- Talom est un petit génie : cet enfant ne va pas même pas encore à l’école, mais il parle déjà français !
- Ma mami ééé! Di small pikin Nfor no dé go school, but I dé though sotééé. I already tok big gramma! wandaful!
Ces propos louangeurs ont bercé longtemps notre enfance dans les villages, ridiculisant au passage nos cousins, ces « villageois » qui ne savaient même pas parler la langue du Blanc. Il y a de quoi. Depuis l’époque coloniale et jusqu’à mon enfance, l’usage des langues « vernaculaires » à l’école était prohibé. Tout élève contrevenant était puni à porter autour du cou un symbole, sorte de collier fait de coquilles d’escargots vides ou vieilles boîtes de conserve. On ne se débarrassait de ces menottes que lorsqu’un autre élève avait « parlé patois ». Tel le péché originel, nous continuons à transmettre cet ingrédient de l’asservissement des peuples à nos enfants. Par snobisme, on éprouve une certaine fierté à dire : « moi je ne parle pas patois ». L’enfant grandit avec une honte de s’exprimer dans l’idiome de ses parents.
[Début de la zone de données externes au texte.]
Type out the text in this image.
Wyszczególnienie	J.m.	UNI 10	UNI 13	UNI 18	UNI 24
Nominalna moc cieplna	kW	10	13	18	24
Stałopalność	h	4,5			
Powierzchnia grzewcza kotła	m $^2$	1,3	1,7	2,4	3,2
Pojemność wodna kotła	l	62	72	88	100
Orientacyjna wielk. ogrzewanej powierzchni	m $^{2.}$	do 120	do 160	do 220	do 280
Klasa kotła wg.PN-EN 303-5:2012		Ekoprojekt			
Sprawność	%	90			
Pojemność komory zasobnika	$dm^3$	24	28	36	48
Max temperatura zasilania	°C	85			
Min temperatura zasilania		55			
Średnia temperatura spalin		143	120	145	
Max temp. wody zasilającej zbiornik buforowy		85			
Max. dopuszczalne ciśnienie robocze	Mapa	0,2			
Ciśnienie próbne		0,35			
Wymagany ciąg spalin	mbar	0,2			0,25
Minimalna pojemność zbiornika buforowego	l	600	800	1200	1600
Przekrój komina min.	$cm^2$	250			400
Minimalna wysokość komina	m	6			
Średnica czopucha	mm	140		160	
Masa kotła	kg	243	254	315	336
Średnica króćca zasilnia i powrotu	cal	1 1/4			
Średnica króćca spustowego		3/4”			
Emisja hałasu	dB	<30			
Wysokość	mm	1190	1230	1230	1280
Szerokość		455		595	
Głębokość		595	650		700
On rencontre de plus en plus de gens qui portent un nom indique leur origine ethnique. Mais lorsque vous leur adressez la parole dans cet idiome, ils sont terriblement gênés de vous répondre qu’ils ne savent pas parler leur langue maternelle. Ils portent leur appellation comme on porte le drapeau d’un pays étranger. Ne leur demandez pas surtout ce que signifie Tchinda, Maffo, Bikobo, Ngono, Ashu, Obama, Epoh ou Maïdadi. Ils peuvent mieux te dire ce que signifie Benoît, Xavière, Ahmadou, Paul, Gustave, Angeline, Pius ou Titus.
Dans le même ordre d’idées, le vocabulaire quotidien est plein de ces comparatifs qui cachent très mal le degré d’avilissement que nous avons atteint. « Ngatchou est un vrai Blanc. Mvondo mange comme un Blanc. Ndumbe s’habille comme un Blanc. Le couple-là fait seulement les choses des Blancs … » Je ne m’arrêterai point sur ceux qui déploient moult acrobaties à plisser lèvres et langue, à martyriser les cordes vocales pour singer l’accent british ou parisien. Dans les routes crevassées de Mvog-Ada où cela fait un peu « ça-c’est-qui-ça-encore ? », on a envie de se retourner et demander au chimpanzé ou à la guenon: « Dis donc, toi tu es arrivé(e) au pays quand? »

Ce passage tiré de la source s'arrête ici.